Francisca e outras doze mulheres deram o seu testemunho, sob anonimato, relatos na primeira pessoa que pode ler nas próximas páginas. “As situações são várias e constantes, não todos os anos, mas todas as semanas. Já me seguiram na rua, já me apalparam no metro, já se roçaram com o sexo de fora, já me insultaram por não estar interessada, mas sempre que falo disto com amigos homens, jovens ou adultos, tentam sempre garantir-me que estas coisas não acontecem cá. Por outro lado, falo com qualquer amiga e todas elas foram vítimas de assédio em crianças ou adolescentes. E só hoje falam no assunto porque estamos cada vez mais ativas e seguras de que é preciso fazer alguma coisa. Agora vejo-me a temer pelas minhas filhas, lembro-me de desejar com toda a força que nascessem homens. Como é possível tanto silêncio?”.
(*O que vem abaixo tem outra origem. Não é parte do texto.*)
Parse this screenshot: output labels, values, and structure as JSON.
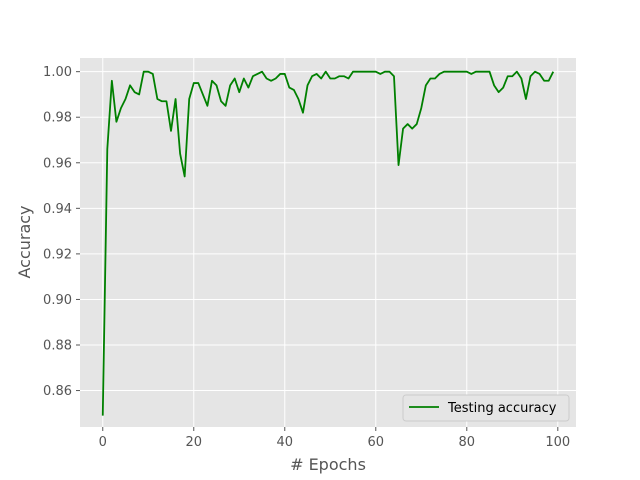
{
  "chart_data": {
    "type": "line",
    "title": "",
    "xlabel": "# Epochs",
    "ylabel": "Accuracy",
    "xlim": [
      -5,
      104
    ],
    "ylim": [
      0.844,
      1.006
    ],
    "xticks": [
      0,
      20,
      40,
      60,
      80,
      100
    ],
    "yticks": [
      0.86,
      0.88,
      0.9,
      0.92,
      0.94,
      0.96,
      0.98,
      1.0
    ],
    "xtick_labels": [
      "0",
      "20",
      "40",
      "60",
      "80",
      "100"
    ],
    "ytick_labels": [
      "0.86",
      "0.88",
      "0.90",
      "0.92",
      "0.94",
      "0.96",
      "0.98",
      "1.00"
    ],
    "grid": true,
    "legend_position": "lower-right",
    "colors": {
      "background": "#e5e5e5",
      "grid": "#ffffff",
      "series": "#008000",
      "text": "#555555"
    },
    "series": [
      {
        "name": "Testing accuracy",
        "x": [
          0,
          1,
          2,
          3,
          4,
          5,
          6,
          7,
          8,
          9,
          10,
          11,
          12,
          13,
          14,
          15,
          16,
          17,
          18,
          19,
          20,
          21,
          22,
          23,
          24,
          25,
          26,
          27,
          28,
          29,
          30,
          31,
          32,
          33,
          34,
          35,
          36,
          37,
          38,
          39,
          40,
          41,
          42,
          43,
          44,
          45,
          46,
          47,
          48,
          49,
          50,
          51,
          52,
          53,
          54,
          55,
          56,
          57,
          58,
          59,
          60,
          61,
          62,
          63,
          64,
          65,
          66,
          67,
          68,
          69,
          70,
          71,
          72,
          73,
          74,
          75,
          76,
          77,
          78,
          79,
          80,
          81,
          82,
          83,
          84,
          85,
          86,
          87,
          88,
          89,
          90,
          91,
          92,
          93,
          94,
          95,
          96,
          97,
          98,
          99
        ],
        "values": [
          0.849,
          0.966,
          0.996,
          0.978,
          0.984,
          0.988,
          0.994,
          0.991,
          0.99,
          1.0,
          1.0,
          0.999,
          0.988,
          0.987,
          0.987,
          0.974,
          0.988,
          0.964,
          0.954,
          0.988,
          0.995,
          0.995,
          0.99,
          0.985,
          0.996,
          0.994,
          0.987,
          0.985,
          0.994,
          0.997,
          0.991,
          0.997,
          0.993,
          0.998,
          0.999,
          1.0,
          0.997,
          0.996,
          0.997,
          0.999,
          0.999,
          0.993,
          0.992,
          0.988,
          0.982,
          0.994,
          0.998,
          0.999,
          0.997,
          1.0,
          0.997,
          0.997,
          0.998,
          0.998,
          0.997,
          1.0,
          1.0,
          1.0,
          1.0,
          1.0,
          1.0,
          0.999,
          1.0,
          1.0,
          0.998,
          0.959,
          0.975,
          0.977,
          0.975,
          0.977,
          0.984,
          0.994,
          0.997,
          0.997,
          0.999,
          1.0,
          1.0,
          1.0,
          1.0,
          1.0,
          1.0,
          0.999,
          1.0,
          1.0,
          1.0,
          1.0,
          0.994,
          0.991,
          0.993,
          0.998,
          0.998,
          1.0,
          0.997,
          0.988,
          0.998,
          1.0,
          0.999,
          0.996,
          0.996,
          1.0
        ]
      }
    ]
  }
}
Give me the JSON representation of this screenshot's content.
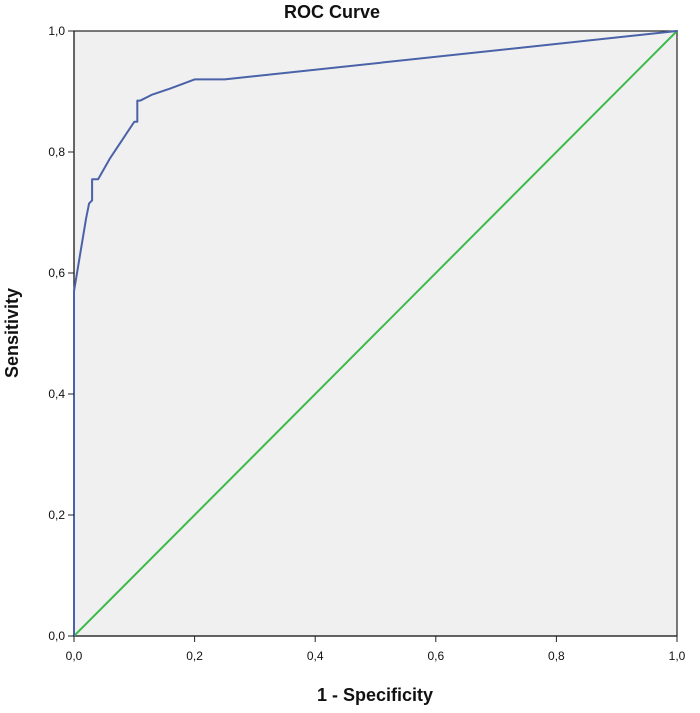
{
  "chart_data": {
    "type": "line",
    "title": "ROC Curve",
    "xlabel": "1 - Specificity",
    "ylabel": "Sensitivity",
    "xlim": [
      0,
      1
    ],
    "ylim": [
      0,
      1
    ],
    "x_ticks": [
      "0,0",
      "0,2",
      "0,4",
      "0,6",
      "0,8",
      "1,0"
    ],
    "y_ticks": [
      "0,0",
      "0,2",
      "0,4",
      "0,6",
      "0,8",
      "1,0"
    ],
    "grid": false,
    "background_color": "#f0f0f0",
    "series": [
      {
        "color": "#4a62a8",
        "x": [
          0.0,
          0.0,
          0.005,
          0.01,
          0.015,
          0.02,
          0.025,
          0.03,
          0.03,
          0.04,
          0.06,
          0.08,
          0.1,
          0.105,
          0.105,
          0.11,
          0.13,
          0.16,
          0.2,
          0.25,
          1.0
        ],
        "y": [
          0.0,
          0.57,
          0.6,
          0.63,
          0.66,
          0.69,
          0.715,
          0.72,
          0.755,
          0.755,
          0.79,
          0.82,
          0.85,
          0.85,
          0.885,
          0.885,
          0.895,
          0.905,
          0.92,
          0.92,
          1.0
        ]
      },
      {
        "color": "#3dbb4a",
        "x": [
          0,
          1
        ],
        "y": [
          0,
          1
        ]
      }
    ]
  }
}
Diana, 24 anos também não entende como é que tanta gente ignora o assunto "não gosto de pensar no meu pai como machista, mas sei que ele não tem consciência de 99% das coisas pelas quais nós, mulheres, passamos. Há uns meses, no inverno, estávamos a falar sobre a lei do piropo e outros assuntos relacionados, e ele revoltou-se comigo, enquanto homem, por eu defender uma lei que "limitasse a liberdade de expressão dos homens" no dia-a-dia. Fiquei estupefacta. Expliquei-lhe que ele tem uma mãe, três irmãs, uma ex-mulher e um batalhão de ex-namoradas que já passaram por isso mil vezes na vida e que ainda passam, diariamente. Que não é elogioso, que não é agradável. E lembro-me de pensar "não, isto não vai lá assim. Ele tem de perceber o que eu senti, o nojo que me invadiu quando me abordaram pela primeira vez. A mim, enquanto filha dele, quando ainda nem tinha idade para ser vista como mulher, para ser sexualizada". E contei-lhe tudo, com todos os pormenores que consegui. Tinha 11 anos quando se "meteram comigo" na rua pela primeira vez".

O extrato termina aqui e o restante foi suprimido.